Left lateral flexion, or, drop your dominant arm's shoulder back to where it should be. I can sometimes tell that my dominant arm's shoulder (also my mousing arm at the computer) is riding a little higher than my non-dominant arm; this is compounded by the rounded shoulder looking down at the computer thing. The first image in this link targets exactly the muscles most involved in this imbalance. Note that she is grasping the chair seat with her hand to add a little more drop to the stretch (is optional.)
One I learned here: Shoulder releases Also called dislocations, but they take you through the whole range of motion in your rotator cuff, and can easily be done with those 5 pound bars found in most stretching rooms. Bonus on the link there is the foam roller, which I *love* for actual spinal releases that are cathartic for me after I've relaxed all these muscles that were holding my spine in the wrong kinds of ways. I roll over the foam thing slowly, from hip to neck, and I try very hard to visualize every vertebrae on the way, supporting the pose with my feet planted and head resting on the mat when applicable. Up at the shoulders, it becomes less effective to have the roller perpendicular to the spine, so sometimes I turn it to parallel, lie back and drop my shoulders back around it to the mat.
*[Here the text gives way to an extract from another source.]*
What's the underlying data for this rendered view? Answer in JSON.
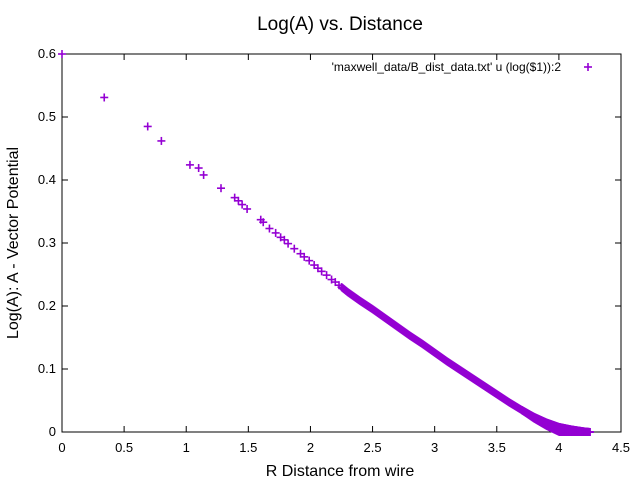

I can generally manage this workout in 20-30 minutes, absent the brisk walks to and from the gym building. It's adaptable enough that if I'm feeling very low-energy or fragile, I can lighten the weights and focus on the stretching, but it's also capable of burning off excess energy if I'm nervous about something or feeling energetic. It also presents much less of a block in a busy day if you're only trying to find half an hour (which one might otherwise spend surfing the internet if one hasn't left the office for lunch) and you don't feel obligated to commit a huge amount of your energy or resources.
I can report that I consistently feel magnificent (I've also described it as: exuberantly jello-like) after a bit of weight-bearing work and stretches, without the kind of discomfort during the workout that I use to associate with competitive 3-4 hour long practices. So it's the high without discomfort or huge amounts of time, and that's a big reason I continually return to it and maintain 1-2 workouts a week even in my craziest times. It doesn't hurt that I so significantly improve alignment and circulation doing this that I get migraines in far more managable doses than I used to do, either.
Cheers! And thank you in advance for any variations on these themes that you can offer: I'm on the lookout for ways to keep my routine interesting.